Additionally, we rotate the backup server errorlogs and the datatools output logs via rotate_logs.sh on some servers (dali and degas). Because of this, we have to recycle the swatch montors on these servers nightly. cron executes the ~sybase/swatch/restart.sh script.
Max's /export/syb_ops/swatch directory contains the man pages.back to top
Q: "I want to add/remove someone from the email distribution list for these
A: edit max:/export/syb_ops/swatch/sw_actions.pl file, search down for the "$Addresses" variable and add/remove the email addresses you wish. Make sure to follow the existing format (you must escape the @ sign). Once completed you must ftp this file to the supported machines, replace the existing sw_actions.pl file, and restart the swatch monitors on each server.

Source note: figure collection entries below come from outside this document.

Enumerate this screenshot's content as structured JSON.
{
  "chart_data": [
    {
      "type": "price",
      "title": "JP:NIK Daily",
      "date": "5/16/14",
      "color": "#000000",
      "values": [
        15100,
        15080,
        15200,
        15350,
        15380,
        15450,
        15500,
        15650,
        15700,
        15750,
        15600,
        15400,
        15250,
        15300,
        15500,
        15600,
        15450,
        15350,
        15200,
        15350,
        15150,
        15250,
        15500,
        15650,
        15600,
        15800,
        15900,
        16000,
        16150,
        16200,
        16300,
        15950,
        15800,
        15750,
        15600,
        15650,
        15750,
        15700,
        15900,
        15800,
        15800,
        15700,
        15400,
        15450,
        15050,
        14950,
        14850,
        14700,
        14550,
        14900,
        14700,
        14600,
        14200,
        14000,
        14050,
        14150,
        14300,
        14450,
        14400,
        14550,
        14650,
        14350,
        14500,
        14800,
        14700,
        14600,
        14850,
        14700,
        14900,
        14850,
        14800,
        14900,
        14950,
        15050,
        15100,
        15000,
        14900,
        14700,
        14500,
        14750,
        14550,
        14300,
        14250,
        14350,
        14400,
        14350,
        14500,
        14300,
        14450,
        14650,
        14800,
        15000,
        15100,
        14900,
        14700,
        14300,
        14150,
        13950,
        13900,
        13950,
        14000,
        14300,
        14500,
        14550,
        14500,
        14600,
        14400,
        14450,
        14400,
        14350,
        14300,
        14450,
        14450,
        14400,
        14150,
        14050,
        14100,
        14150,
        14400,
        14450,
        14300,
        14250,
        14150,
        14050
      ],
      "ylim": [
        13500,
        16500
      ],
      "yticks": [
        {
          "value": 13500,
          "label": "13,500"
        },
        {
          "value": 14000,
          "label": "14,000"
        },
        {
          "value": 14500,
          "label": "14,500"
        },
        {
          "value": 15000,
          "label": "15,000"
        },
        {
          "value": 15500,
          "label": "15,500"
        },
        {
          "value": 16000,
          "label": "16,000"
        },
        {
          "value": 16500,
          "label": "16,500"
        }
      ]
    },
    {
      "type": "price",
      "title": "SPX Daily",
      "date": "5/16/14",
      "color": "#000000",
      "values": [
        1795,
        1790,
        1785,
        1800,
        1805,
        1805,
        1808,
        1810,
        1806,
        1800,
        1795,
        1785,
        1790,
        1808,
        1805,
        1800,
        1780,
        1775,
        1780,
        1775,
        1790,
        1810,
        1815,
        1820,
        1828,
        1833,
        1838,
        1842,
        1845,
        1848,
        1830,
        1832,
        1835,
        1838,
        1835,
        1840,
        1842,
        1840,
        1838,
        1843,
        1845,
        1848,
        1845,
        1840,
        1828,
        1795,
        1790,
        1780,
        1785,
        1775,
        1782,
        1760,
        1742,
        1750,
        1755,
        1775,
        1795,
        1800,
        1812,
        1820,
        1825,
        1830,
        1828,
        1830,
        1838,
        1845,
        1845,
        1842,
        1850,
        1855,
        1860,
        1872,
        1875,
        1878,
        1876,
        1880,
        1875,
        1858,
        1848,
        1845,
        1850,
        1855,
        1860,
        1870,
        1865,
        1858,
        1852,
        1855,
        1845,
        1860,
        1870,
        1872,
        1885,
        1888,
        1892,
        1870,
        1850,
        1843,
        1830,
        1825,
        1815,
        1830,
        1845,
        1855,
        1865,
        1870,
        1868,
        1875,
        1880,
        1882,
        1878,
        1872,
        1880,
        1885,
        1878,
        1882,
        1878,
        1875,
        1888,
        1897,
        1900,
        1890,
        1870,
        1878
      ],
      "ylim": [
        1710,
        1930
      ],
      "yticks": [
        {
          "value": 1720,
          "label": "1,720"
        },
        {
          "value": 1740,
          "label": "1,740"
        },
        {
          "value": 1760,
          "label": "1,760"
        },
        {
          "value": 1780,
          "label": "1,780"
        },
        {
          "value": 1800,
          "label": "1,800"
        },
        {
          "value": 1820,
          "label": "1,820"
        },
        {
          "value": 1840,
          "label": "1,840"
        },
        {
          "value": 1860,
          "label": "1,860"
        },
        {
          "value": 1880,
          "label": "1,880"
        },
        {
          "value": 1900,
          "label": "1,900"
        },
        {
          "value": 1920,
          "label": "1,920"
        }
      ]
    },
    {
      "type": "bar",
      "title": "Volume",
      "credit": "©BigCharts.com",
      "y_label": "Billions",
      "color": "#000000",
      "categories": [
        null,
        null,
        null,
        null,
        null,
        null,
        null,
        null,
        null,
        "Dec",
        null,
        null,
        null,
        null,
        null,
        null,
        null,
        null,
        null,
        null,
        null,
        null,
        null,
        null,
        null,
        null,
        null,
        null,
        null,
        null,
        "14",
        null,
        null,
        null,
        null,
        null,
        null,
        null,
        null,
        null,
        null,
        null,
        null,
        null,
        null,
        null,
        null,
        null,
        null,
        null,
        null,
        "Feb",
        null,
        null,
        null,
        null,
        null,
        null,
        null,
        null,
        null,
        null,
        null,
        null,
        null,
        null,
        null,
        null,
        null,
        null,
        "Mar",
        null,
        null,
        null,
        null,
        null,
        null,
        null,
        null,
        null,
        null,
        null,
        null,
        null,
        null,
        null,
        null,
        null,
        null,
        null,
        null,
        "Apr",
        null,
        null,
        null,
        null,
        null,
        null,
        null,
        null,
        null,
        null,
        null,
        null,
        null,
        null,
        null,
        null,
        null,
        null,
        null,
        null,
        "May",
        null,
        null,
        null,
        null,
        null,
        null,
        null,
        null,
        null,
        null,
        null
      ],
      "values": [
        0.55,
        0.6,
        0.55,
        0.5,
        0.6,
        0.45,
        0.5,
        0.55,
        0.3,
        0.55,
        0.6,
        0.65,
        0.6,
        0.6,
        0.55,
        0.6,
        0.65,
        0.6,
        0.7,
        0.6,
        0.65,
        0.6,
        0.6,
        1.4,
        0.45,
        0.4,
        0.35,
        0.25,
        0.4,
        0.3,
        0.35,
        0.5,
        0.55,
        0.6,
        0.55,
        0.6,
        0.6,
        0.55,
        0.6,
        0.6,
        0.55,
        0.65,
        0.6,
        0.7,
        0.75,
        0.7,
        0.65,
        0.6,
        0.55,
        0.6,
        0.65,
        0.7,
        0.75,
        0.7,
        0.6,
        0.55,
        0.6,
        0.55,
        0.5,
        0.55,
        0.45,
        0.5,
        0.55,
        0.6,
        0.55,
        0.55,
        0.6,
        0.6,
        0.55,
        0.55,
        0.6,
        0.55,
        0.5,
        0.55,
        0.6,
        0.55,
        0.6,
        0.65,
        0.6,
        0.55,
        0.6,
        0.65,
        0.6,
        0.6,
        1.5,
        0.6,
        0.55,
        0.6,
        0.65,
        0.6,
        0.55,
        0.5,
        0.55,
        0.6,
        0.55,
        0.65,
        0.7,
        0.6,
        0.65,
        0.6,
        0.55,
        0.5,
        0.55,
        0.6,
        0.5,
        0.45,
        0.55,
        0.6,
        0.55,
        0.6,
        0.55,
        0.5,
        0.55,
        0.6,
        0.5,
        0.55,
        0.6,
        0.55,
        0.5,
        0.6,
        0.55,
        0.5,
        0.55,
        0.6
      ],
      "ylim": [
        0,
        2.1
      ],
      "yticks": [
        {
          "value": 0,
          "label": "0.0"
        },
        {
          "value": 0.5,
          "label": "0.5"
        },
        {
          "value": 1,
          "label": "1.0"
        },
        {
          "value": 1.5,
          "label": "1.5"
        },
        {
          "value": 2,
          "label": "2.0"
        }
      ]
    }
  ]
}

Q: "I just changed one of the three main perl scripts for swatch (swatch,
sw_actions.pl, sw_history.pl) and ftp'd them to degas and zeus. Now they
don't work on the remote servers. Why?"
A: Aix boxes have perl in a different directory location than Solaris. This fact should be documented at the top of the scripts, but if it isn't simply replace /usr/local/bin/perl for all instances of /bin/perl.
Q: "I want to read the man pages in max:/export/syb_ops/swatch" but i don't
A: nroff -man swatch.conf.man or nroff -man swatch.prog.man
Q: "I need to kill the swatch monitors temporarily because i'm doing some
testing and i don't want to flood the recipients email?"

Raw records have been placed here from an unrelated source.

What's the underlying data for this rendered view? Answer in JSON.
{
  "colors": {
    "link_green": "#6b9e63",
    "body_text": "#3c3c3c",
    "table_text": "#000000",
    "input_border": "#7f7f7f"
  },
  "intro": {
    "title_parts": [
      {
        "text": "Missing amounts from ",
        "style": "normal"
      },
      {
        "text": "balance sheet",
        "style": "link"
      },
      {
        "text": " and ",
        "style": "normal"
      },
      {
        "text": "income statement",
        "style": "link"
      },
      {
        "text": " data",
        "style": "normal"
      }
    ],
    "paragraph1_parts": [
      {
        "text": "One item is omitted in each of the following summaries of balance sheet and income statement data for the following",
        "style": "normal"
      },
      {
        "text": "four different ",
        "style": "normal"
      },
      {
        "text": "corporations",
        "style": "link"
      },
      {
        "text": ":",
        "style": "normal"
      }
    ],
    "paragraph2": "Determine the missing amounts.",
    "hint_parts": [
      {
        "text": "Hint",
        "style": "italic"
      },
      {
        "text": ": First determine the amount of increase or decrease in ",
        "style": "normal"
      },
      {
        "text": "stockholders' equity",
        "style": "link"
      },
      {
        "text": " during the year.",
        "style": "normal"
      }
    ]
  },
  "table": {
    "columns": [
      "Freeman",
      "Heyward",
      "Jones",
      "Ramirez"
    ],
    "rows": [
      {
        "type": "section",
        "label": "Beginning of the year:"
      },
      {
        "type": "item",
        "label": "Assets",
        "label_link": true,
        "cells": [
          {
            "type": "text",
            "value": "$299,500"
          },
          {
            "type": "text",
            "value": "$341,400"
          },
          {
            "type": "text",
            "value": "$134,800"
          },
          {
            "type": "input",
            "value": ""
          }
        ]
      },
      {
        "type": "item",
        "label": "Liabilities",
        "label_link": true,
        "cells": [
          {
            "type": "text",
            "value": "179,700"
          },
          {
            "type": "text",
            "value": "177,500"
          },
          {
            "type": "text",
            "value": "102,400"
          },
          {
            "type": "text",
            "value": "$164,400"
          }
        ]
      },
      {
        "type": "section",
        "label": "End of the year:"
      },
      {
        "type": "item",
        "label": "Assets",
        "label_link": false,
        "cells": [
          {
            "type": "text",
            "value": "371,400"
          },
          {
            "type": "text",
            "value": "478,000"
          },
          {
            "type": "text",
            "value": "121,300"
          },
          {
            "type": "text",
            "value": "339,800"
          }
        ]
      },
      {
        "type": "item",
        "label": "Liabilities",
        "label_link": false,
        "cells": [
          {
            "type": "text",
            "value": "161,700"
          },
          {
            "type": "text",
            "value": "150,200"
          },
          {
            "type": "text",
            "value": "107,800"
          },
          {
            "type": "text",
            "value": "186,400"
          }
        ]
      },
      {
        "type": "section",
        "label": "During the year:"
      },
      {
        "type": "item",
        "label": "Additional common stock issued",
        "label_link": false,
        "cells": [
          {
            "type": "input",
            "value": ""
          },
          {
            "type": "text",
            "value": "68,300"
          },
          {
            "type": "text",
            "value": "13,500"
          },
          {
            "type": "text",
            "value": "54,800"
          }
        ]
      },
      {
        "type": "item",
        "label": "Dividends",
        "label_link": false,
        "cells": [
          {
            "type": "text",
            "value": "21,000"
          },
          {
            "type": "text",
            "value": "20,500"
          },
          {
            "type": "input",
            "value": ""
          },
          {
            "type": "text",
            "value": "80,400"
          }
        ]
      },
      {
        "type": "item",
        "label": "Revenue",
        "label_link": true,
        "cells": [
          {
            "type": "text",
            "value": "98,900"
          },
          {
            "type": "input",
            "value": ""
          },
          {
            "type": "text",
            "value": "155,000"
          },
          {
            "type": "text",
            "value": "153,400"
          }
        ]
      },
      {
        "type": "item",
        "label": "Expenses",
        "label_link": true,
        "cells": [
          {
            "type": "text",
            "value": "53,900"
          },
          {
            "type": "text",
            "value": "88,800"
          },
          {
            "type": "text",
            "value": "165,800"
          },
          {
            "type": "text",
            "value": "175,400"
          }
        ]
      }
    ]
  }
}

A: On each server edit the restart.sh script in ~sybase/swatch. This script contains two functions: killem and startem. Comment out the startem() function and run the script. Just make sure to uncomment this line so restart.sh will work correctly out of cron.
Q: "I just found out an error thats occuring that i want to start/stop
monitoring for. How do i modify the swatchrc file for this?
A: heres the steps you need to take:
1. edit max:/export/syb_ops/swatch/swatchrc. Lines are in this format:
/infected with 11/mail=Memory infected with 11
Two fields, tab delimited. The first field is the grep search string in regular expression format. The second field is the action to be taken; i either ignore or mail=subject. You can have multiple messages receiving the same action using the "|" character within the /.../ regular expression delimiters. #'s in front of lines are comments. Edit the file with what you want, increment the version number at the top and save.
2. execute max:/export/syb_ops/swatch/distswatch.sh script, which uses ftp and .netrc to "push" the swatchrc file to the monitored servers.
3. Log into the remote servers and execute the ~sybase/swatch/restart.sh script to restart the monitors and have the new changes take effect. Note; dali and degas restart the monitors automatically each night regardless.
Q: "All of a sudden swatch doens't work at all, quickly exiting saying
"Command not found." What happened?
A: this is a perl error message that is obscurely telling you that it can no longer find the perl binary referenced in the #!/usr/bin/perl line at the top of swatch. Fix the reference and you're back in business.
Q: "I rm'd a log file that swatch monitors that was getting
really big. Now swatch isn't picking up the new messages getting sent
A: if you rotate a log file swatch is monitoring, or mv it, or rm it and let whatever program recreate a new logfile, swatch will not work. Swatch uses the inode of a file and not the filename as a pointer reference (like all unix commands) thus you need to restart the swatch binaries.